2. Civic Participation
"Measured in terms of hours per month, the average American's investment in organizational life (apart from religious groups) fell from 3.7 hours per month in 1965 to 2.9 in 1975 to 2.3 in 1985 and 1995. On an average day in 1965, 7 percent of Americans spent some time in a community organization. By 1995 that figure had fallen to 3 percent of all Americans. Those numbers suggest that nearly half of all Americans in the 1960s invested some time each week in clubs and associations, as compared to one quarter in the 1990s.
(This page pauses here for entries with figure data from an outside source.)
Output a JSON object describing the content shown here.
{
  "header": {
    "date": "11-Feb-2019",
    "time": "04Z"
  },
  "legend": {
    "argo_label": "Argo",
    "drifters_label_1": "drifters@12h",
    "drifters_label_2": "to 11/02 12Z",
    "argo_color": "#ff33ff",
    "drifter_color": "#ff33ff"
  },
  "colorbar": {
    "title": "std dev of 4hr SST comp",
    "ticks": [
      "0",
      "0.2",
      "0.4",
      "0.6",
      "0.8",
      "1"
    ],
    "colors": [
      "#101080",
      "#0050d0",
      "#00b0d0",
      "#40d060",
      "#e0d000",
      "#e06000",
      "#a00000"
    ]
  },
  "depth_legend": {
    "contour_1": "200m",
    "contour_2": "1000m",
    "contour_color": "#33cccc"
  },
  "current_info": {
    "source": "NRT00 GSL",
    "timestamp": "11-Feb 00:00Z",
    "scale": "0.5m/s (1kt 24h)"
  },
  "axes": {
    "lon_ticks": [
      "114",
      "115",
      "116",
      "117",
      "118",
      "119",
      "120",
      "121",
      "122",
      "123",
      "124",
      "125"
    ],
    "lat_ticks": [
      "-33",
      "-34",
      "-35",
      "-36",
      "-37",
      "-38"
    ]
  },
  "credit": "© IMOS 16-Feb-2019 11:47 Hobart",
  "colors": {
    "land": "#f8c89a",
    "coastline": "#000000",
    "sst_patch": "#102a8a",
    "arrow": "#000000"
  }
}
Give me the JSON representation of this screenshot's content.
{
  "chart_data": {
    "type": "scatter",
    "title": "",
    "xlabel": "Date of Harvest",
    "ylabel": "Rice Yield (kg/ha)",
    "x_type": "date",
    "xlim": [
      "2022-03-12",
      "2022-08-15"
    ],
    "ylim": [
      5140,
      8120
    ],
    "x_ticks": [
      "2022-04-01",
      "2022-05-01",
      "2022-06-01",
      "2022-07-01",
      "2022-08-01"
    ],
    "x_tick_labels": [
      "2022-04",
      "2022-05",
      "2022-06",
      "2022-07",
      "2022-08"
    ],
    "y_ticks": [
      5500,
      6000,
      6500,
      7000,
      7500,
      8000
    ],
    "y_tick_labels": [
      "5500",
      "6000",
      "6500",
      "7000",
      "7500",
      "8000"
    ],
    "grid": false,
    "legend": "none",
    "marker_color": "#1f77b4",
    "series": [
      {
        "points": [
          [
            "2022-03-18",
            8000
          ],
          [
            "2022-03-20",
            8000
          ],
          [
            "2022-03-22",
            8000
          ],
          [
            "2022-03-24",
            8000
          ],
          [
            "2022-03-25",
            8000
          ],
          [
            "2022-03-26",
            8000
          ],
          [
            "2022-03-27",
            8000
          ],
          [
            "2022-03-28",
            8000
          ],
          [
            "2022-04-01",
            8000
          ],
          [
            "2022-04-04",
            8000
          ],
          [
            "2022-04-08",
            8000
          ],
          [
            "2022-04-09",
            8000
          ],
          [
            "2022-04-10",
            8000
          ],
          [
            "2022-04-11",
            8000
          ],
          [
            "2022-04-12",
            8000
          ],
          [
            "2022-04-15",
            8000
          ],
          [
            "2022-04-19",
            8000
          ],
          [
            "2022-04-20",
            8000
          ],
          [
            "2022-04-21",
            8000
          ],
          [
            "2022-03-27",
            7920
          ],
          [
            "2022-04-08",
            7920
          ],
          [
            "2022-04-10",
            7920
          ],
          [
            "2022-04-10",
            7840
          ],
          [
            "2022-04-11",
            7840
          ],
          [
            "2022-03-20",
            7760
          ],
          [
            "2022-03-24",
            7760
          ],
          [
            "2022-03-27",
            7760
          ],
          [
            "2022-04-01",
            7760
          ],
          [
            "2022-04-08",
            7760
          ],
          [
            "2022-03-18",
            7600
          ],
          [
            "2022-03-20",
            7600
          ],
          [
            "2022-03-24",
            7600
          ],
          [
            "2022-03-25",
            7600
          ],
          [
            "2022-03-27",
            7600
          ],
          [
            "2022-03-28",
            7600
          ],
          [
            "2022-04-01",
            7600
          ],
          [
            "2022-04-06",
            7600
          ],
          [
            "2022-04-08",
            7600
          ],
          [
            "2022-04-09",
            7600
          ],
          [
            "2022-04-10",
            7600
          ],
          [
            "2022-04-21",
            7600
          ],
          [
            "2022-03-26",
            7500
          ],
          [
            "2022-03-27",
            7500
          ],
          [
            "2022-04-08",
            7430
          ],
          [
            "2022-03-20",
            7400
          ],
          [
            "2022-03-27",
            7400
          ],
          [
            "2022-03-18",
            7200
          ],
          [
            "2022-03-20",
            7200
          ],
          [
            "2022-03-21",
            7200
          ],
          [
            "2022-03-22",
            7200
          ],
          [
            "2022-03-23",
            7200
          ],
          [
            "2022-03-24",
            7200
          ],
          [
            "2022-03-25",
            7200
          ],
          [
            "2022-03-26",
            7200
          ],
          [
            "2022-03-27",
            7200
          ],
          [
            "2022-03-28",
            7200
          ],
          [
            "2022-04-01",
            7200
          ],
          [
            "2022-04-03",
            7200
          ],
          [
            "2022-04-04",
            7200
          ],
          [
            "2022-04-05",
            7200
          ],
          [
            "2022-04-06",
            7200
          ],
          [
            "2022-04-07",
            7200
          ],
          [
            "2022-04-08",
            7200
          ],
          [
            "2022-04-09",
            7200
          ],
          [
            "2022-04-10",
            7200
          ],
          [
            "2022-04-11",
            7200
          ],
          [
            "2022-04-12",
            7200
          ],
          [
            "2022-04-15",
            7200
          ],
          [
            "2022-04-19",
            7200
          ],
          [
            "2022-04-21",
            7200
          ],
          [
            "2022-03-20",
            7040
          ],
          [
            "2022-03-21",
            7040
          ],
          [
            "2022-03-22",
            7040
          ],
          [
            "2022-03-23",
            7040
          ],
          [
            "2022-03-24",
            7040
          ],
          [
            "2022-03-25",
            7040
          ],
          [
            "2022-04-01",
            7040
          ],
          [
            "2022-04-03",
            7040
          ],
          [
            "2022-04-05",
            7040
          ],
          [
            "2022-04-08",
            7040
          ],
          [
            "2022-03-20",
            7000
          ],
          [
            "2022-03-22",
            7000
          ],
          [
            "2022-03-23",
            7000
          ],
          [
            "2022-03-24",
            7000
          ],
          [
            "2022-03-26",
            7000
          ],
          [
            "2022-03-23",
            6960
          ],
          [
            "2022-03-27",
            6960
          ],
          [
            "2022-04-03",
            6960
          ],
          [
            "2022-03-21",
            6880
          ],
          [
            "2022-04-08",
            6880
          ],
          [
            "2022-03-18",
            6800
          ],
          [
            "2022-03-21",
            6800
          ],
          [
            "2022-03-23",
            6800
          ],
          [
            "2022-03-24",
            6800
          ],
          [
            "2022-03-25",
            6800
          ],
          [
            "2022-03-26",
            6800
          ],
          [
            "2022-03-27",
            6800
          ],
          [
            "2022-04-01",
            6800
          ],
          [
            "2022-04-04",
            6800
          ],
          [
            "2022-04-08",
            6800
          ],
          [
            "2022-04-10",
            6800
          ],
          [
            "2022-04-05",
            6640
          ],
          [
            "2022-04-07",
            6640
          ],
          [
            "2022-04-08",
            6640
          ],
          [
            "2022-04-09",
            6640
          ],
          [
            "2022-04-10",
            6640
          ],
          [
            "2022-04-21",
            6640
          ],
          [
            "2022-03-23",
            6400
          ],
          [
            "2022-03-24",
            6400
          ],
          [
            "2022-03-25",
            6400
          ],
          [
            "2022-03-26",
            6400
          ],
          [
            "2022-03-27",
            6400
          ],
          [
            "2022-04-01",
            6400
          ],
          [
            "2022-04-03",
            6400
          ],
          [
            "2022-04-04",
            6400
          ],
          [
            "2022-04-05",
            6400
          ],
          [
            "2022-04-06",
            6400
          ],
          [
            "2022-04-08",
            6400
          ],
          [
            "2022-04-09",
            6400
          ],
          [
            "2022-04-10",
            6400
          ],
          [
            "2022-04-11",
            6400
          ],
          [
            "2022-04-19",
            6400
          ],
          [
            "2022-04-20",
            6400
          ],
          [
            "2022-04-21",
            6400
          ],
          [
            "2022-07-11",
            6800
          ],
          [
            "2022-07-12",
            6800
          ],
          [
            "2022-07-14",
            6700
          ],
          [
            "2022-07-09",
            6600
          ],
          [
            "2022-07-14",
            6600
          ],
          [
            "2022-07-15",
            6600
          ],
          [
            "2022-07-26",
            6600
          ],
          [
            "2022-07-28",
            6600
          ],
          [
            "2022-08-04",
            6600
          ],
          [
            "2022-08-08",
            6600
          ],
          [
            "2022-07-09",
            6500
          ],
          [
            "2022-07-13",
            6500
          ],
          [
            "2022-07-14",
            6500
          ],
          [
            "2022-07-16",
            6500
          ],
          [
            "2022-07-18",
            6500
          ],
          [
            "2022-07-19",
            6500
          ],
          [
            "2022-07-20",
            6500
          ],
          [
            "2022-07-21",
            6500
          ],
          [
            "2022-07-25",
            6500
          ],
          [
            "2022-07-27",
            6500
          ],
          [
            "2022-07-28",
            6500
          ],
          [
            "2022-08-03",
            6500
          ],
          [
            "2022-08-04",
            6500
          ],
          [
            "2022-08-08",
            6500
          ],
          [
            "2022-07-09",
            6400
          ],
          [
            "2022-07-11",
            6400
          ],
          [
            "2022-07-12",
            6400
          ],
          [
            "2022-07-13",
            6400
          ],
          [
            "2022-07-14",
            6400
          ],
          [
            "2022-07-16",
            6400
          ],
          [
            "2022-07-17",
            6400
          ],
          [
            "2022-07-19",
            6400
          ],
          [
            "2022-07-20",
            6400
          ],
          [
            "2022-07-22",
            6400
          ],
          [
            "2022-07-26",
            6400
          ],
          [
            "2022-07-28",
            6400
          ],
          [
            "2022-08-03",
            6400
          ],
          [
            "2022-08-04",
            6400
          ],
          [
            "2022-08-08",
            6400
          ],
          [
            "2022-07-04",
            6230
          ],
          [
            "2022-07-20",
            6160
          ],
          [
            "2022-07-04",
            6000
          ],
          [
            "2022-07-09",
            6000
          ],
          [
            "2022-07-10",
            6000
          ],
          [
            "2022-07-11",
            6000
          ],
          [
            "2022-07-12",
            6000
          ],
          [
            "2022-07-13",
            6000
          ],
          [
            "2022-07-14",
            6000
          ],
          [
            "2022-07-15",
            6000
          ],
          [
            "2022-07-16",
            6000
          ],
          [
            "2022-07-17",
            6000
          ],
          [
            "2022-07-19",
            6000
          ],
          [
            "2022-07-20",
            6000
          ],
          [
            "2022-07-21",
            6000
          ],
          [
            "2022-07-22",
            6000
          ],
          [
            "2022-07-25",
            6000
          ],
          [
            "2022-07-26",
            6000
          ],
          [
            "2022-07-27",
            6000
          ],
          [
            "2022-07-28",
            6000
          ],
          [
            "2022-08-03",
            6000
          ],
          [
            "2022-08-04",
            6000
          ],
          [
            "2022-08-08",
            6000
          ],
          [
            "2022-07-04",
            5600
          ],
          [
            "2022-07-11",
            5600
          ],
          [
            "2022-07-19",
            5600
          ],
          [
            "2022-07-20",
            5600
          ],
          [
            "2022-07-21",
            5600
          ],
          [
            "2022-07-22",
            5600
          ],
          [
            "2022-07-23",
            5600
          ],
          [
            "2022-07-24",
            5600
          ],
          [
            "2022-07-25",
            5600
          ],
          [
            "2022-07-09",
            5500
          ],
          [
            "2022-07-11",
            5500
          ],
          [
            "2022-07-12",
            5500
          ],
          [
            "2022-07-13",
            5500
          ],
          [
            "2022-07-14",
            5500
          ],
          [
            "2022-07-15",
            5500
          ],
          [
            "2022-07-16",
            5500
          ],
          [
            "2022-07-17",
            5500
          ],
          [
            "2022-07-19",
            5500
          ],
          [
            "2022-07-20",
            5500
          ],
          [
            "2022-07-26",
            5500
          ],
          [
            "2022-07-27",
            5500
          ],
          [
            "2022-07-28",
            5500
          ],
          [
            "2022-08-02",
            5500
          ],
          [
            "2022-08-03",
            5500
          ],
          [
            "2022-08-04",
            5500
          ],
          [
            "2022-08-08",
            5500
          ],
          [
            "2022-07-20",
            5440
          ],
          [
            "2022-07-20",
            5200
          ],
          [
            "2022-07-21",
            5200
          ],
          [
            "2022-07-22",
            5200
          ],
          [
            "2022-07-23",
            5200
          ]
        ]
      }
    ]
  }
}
Further analysis of time diary evidence suggests that virtually all of this decline is attributable to generational replacement: members of any given generation are investing as much time in organizational activity as they ever were, but each successive generation is investing less."
"Organizational records suggest that for the first two-thirds of the twentieth century Americans' involvement in civic associations of all sorts rose steadily, except for the parenthesis of the Great Depression. In the last third of the century, by contrast, only mailing list membership has continued to expand, with the creation of an entirely new species of "tertiary" association whose members never actually meet. At the same time, active involvement in face-to-face organizations has plummeted, whether we consider organizational records, survey reports, time diaries, or consumer expenditures. During the last third of the twentieth century formal membership in community organizations in general has dropped 10-20 percent."
3. Religious Participation
"Five independent survey archives, covering much of the last half century, generally agree that in any given week over these five decades, roughly 40-45 percent of Americans claim to have attended religious services. The earliest surveys show a sharp rise of 15-20 percent in the rate of church attendance from the 1950s to the 1960s and a decline of that same magnitude by the early 1970s. The five archives produce slightly divergent estimates of the trends after 1975, but the most reasonable summary is that attendance has slumped -- modestly but unmistakably -- by roughly 10-12 percent over that last quarter century. The slump appears to have been more marked in the second half of this period -- that is, from the mid-1980s to the mid-1990s."